Employees are having a bad time. Inflation is rocketing, wages are stagnant, and every penny they earn is spoken for. The last thing they want is to sit down and do an annual performance review.
Let’s be honest, who can blame them?
The annual review needs an upgrade traditional performance reviews date back to the early 1900s, with the US military merit-based rating system influencing the process many organisations still use today.
Since then, humans have marched across the moon, invented the world wide web, created driverless cars, and given jobs to robots. Hardly the same world, is it?
If you’re hanging onto the annual performance review process, it’s time to ask yourself why. Is it helping you and your people take action on business goals? Or is it a broken system that you haven’t made time to fix?
Work has changed so much that reviewing people annually is all but redundant.
It’s time for something different.
Annual performance reviews are a way for leaders to assess employee contributions to the business, and provide actionable feedback to help improve performance.
In theory, it’s an excellent idea. Sitting your people down, asking them questions about their work, role, and experience of the job. Providing constructive criticism and praising their best efforts. Setting SMART goals and building a path to even better performance. Sounds like a worthy investment, right?
What happens in a performance appraisal isn’t necessarily the problem. It’s how those appraisals happen, why they happen, and when they happen that’s causing friction.
For starters, once a year simply isn’t enough.

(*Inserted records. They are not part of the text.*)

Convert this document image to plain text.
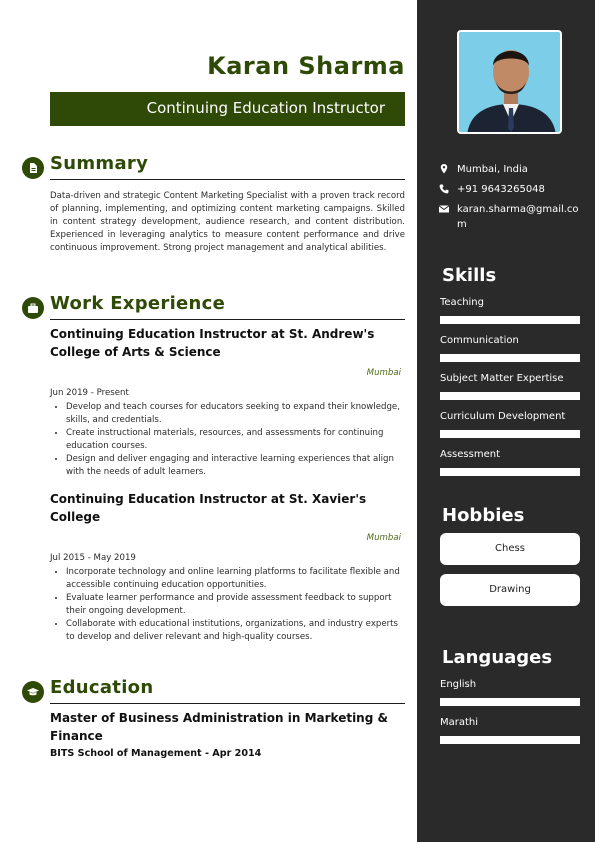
Karan Sharma
Continuing Education Instructor
Summary
Data-driven and strategic Content Marketing Specialist with a proven track record of planning, implementing, and optimizing content marketing campaigns. Skilled in content strategy development, audience research, and content distribution. Experienced in leveraging analytics to measure content performance and drive continuous improvement. Strong project management and analytical abilities.
Work Experience
Continuing Education Instructor at St. Andrew's College of Arts & Science
Mumbai
Jun 2019 - Present
• Develop and teach courses for educators seeking to expand their knowledge, skills, and credentials.
• Create instructional materials, resources, and assessments for continuing education courses.
• Design and deliver engaging and interactive learning experiences that align with the needs of adult learners.
Continuing Education Instructor at St. Xavier's College
Mumbai
Jul 2015 - May 2019
• Incorporate technology and online learning platforms to facilitate flexible and accessible continuing education opportunities.
• Evaluate learner performance and provide assessment feedback to support their ongoing development.
• Collaborate with educational institutions, organizations, and industry experts to develop and deliver relevant and high-quality courses.
Education
Master of Business Administration in Marketing & Finance
BITS School of Management - Apr 2014
Mumbai, India
+91 9643265048
karan.sharma@gmail.com
Skills
Teaching
Communication
Subject Matter Expertise
Curriculum Development
Assessment
Hobbies
Chess
Drawing
Languages
English
Marathi
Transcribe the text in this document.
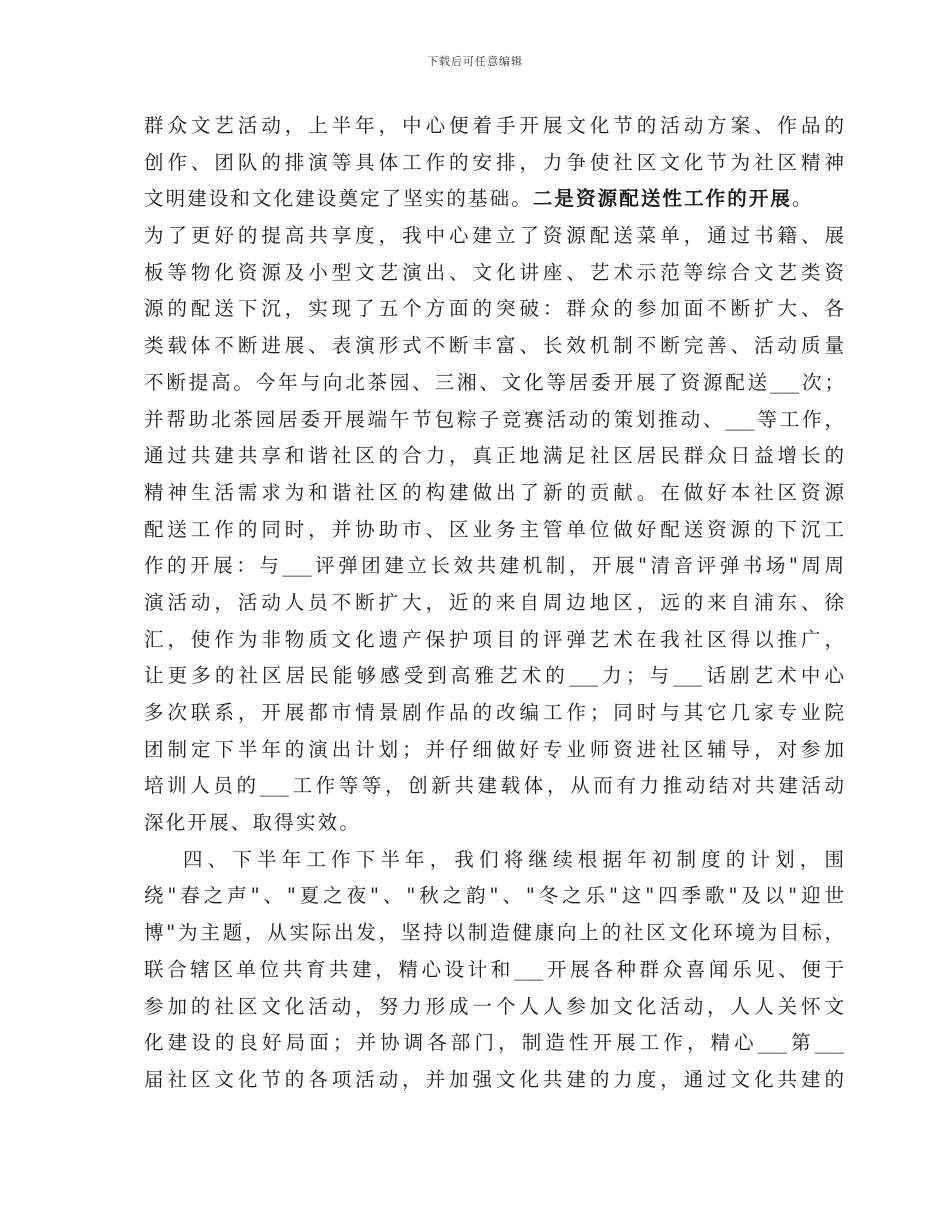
下载后可任意编辑
群众文艺活动，上半年，中心便着手开展文化节的活动方案、作品的
创作、团队的排演等具体工作的安排，力争使社区文化节为社区精神
文明建设和文化建设奠定了坚实的基础。二是资源配送性工作的开展。
为了更好的提高共享度，我中心建立了资源配送菜单，通过书籍、展
板等物化资源及小型文艺演出、文化讲座、艺术示范等综合文艺类资
源的配送下沉，实现了五个方面的突破：群众的参加面不断扩大、各
类载体不断进展、表演形式不断丰富、长效机制不断完善、活动质量
不断提高。今年与向北茶园、三湘、文化等居委开展了资源配送___次；
并帮助北茶园居委开展端午节包粽子竞赛活动的策划推动、___等工作，
通过共建共享和谐社区的合力，真正地满足社区居民群众日益增长的
精神生活需求为和谐社区的构建做出了新的贡献。在做好本社区资源
配送工作的同时，并协助市、区业务主管单位做好配送资源的下沉工
作的开展：与___评弹团建立长效共建机制，开展"清音评弹书场"周周
演活动，活动人员不断扩大，近的来自周边地区，远的来自浦东、徐
汇，使作为非物质文化遗产保护项目的评弹艺术在我社区得以推广，
让更多的社区居民能够感受到高雅艺术的___力；与___话剧艺术中心
多次联系，开展都市情景剧作品的改编工作；同时与其它几家专业院
团制定下半年的演出计划；并仔细做好专业师资进社区辅导，对参加
培训人员的___工作等等，创新共建载体，从而有力推动结对共建活动
深化开展、取得实效。
四、下半年工作下半年，我们将继续根据年初制度的计划，围
绕"春之声"、"夏之夜"、"秋之韵"、"冬之乐"这"四季歌"及以"迎世
博"为主题，从实际出发，坚持以制造健康向上的社区文化环境为目标，
联合辖区单位共育共建，精心设计和___开展各种群众喜闻乐见、便于
参加的社区文化活动，努力形成一个人人参加文化活动，人人关怀文
化建设的良好局面；并协调各部门，制造性开展工作，精心___第___
届社区文化节的各项活动，并加强文化共建的力度，通过文化共建的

If we were to apply the annual performance review to the start-up world – where most start-ups fail within a year, that means employees wouldn’t get a single performance review.

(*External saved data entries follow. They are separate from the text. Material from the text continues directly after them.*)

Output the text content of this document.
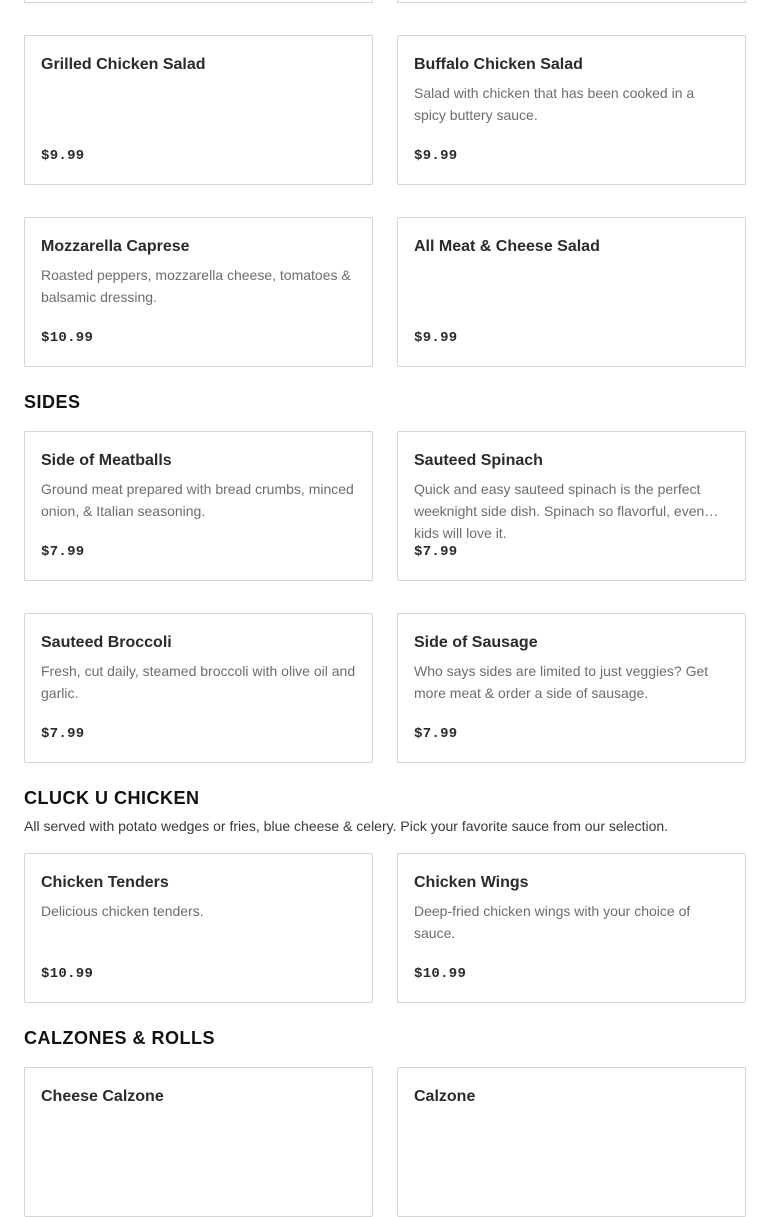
Grilled Chicken Salad

$9.99

Buffalo Chicken Salad

Salad with chicken that has been cooked in a spicy buttery sauce.
$9.99

Mozzarella Caprese

Roasted peppers, mozzarella cheese, tomatoes & balsamic dressing.
$10.99

All Meat & Cheese Salad

$9.99
SIDES

Side of Meatballs

Ground meat prepared with bread crumbs, minced onion, & Italian seasoning.
$7.99

Sauteed Spinach

Quick and easy sauteed spinach is the perfect weeknight side dish. Spinach so flavorful, even kids will love it.
$7.99

Sauteed Broccoli

Fresh, cut daily, steamed broccoli with olive oil and garlic.
$7.99

Side of Sausage

Who says sides are limited to just veggies? Get more meat & order a side of sausage.
$7.99
CLUCK U CHICKEN

All served with potato wedges or fries, blue cheese & celery. Pick your favorite sauce from our selection.

Chicken Tenders

Delicious chicken tenders.
$10.99

Chicken Wings

Deep-fried chicken wings with your choice of sauce.
$10.99
CALZONES & ROLLS

Cheese Calzone	Calzone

And as more businesses make use of freelance and contract talent during tough times, teams are changing shape at a rapid pace. Businesses are becoming more project-orientated, as traditional business departments cross-pollinate and collaborate.
Can we go a year without structured feedback and career guidance?
The world of work moves much faster now; new technology inspires new systems and processes regularly, with software updates forcing real-world updates in the workplace. So it’s no surprise that more than a third of workers want more regular feedback from their bosses.
The bottom line is, there has to be some kind of review system in place. It keeps people accountable and reminds us of how far we’ve come, which is incredible for morale. But the current format has to change.
According to research from Gallup, when managers provide weekly feedback, team members are more than twice as likely to be engaged at work. Reviewing more frequently is a no-brainer.
That doesn’t mean you have to replicate the annual review every month – it wouldn’t be the best use of your time anyway.
Instead, focus on creating systems where feedback is delivered continually. Whether it’s adding a feedback stage to your projects, or earmarking time in your monthly meetings to talk about progress. This feedback should be focused on individual goals and projects, so your team can take an iterative approach to work (and make little improvements at regular intervals!)
It’s also time to question the content of performance reviews. All organisations should be using this time to address the things that matter most to their people, as well as their business. For example, are your employees able to spend enough time with family and friends without work taking over? Are they healthy, mentally and physically? Do they find their work fulfilling?
As remote work becomes the mainstream, use the time in your performance reviews to focus on their work style and environment. Whether you’re a full-time office team, hybrid gang, or distributed team of digital nomads, we can all benefit from understanding our colleagues’ work styles better.
The most important thing to determine is whether your set-up is conducive to your employees and your business’ success. If it isn’t – and it’s within your power to change things – make sure you offer your people an alternative way of working.
If you can’t offer your people more money to help them weather the cost of living storm, at least look at ways you can make the time they spend working more enjoyable. A core hours policy shows empathy towards the unique lifestyles of your employees, even if it isn’t a full-blown remote-work policy.
With a regular feedback loop in place, your annual performance reviews can become so much more. A chance to talk about the things that fire your people up, the future of the business and their role within it, and all the things they can look forward to in the year ahead. Who wouldn’t want that?